About 20 percent of US physicians have tablet devices now, according to Chilmark Research. Most of these are Apple iPads. Some 50 percent of US physicians are expected to have a tablet in the next two years, according to the research firm. One way that physicians are coming face-to-face with iPads increasingly is during meetings with representatives from medical device makers like Abbott, St. Jude, Medtronic, Boston Scientific and others.
Medtronic, which makes implantable heart devices and other products, recently purchased 4,500 iPads for its sales and marketing team, but that figure could climb to 6,000 iPads soon, according to a report in the Wall Street Journal. According to the report, heart-device maker Boston Scientific recently bought 2,000 for its sales team. Orthopedics company Zimmer Holdings plans to distribute 1,000 iPads to its team. Meanwhile, its competitor, Stryker has already distributed iPads and created "a number of applications" for a pilot. Heart-device company St.

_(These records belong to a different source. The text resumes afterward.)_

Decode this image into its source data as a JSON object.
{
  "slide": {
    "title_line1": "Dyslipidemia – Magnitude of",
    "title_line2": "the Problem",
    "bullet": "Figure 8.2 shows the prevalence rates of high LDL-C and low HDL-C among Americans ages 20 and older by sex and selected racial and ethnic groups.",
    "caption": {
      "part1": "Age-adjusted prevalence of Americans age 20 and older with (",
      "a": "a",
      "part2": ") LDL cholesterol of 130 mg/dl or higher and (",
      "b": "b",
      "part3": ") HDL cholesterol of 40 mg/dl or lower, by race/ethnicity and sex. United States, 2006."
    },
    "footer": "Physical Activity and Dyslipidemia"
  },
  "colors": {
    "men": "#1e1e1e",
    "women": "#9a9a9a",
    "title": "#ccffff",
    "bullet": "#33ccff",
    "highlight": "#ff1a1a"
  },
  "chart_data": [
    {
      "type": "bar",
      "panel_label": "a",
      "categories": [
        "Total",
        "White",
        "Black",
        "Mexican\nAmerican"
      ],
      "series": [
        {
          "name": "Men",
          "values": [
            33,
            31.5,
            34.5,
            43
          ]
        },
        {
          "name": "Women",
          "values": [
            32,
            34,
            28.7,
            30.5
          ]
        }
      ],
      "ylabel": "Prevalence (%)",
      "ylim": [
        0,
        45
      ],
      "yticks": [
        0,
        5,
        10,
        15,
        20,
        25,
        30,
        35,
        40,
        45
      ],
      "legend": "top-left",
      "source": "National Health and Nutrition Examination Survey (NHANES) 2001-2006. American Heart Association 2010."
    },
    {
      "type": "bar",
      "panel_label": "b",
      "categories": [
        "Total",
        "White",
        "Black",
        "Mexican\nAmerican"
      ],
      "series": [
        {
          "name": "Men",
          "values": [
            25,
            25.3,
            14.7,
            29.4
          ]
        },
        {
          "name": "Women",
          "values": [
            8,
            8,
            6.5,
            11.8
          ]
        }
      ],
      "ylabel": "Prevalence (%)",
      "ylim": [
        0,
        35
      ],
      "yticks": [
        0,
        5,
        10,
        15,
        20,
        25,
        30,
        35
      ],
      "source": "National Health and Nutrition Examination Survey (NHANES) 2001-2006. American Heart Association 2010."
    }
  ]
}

Jude Medical is piloting iPads and other tablets with its sales force. Abbott Labs, a pharmaceutical and medical device company has decided to deploy about 1,000 3G iPads following a successful pilot with its pharma sales teams.
As new tablets roll out and gain recognition in healthcare, it will be interesting to see how these early iPad adopters fare. Will the Fortune 500 companies stick with iPad? Is it too late for Android-powered devices like Samsung's Galaxy Tab? After all, some big name enterprise vendors including Polycom are placing their bets on this platform over the iPad. Next year could provide a shake out for the enterprise tablet market. We'll be watching closely.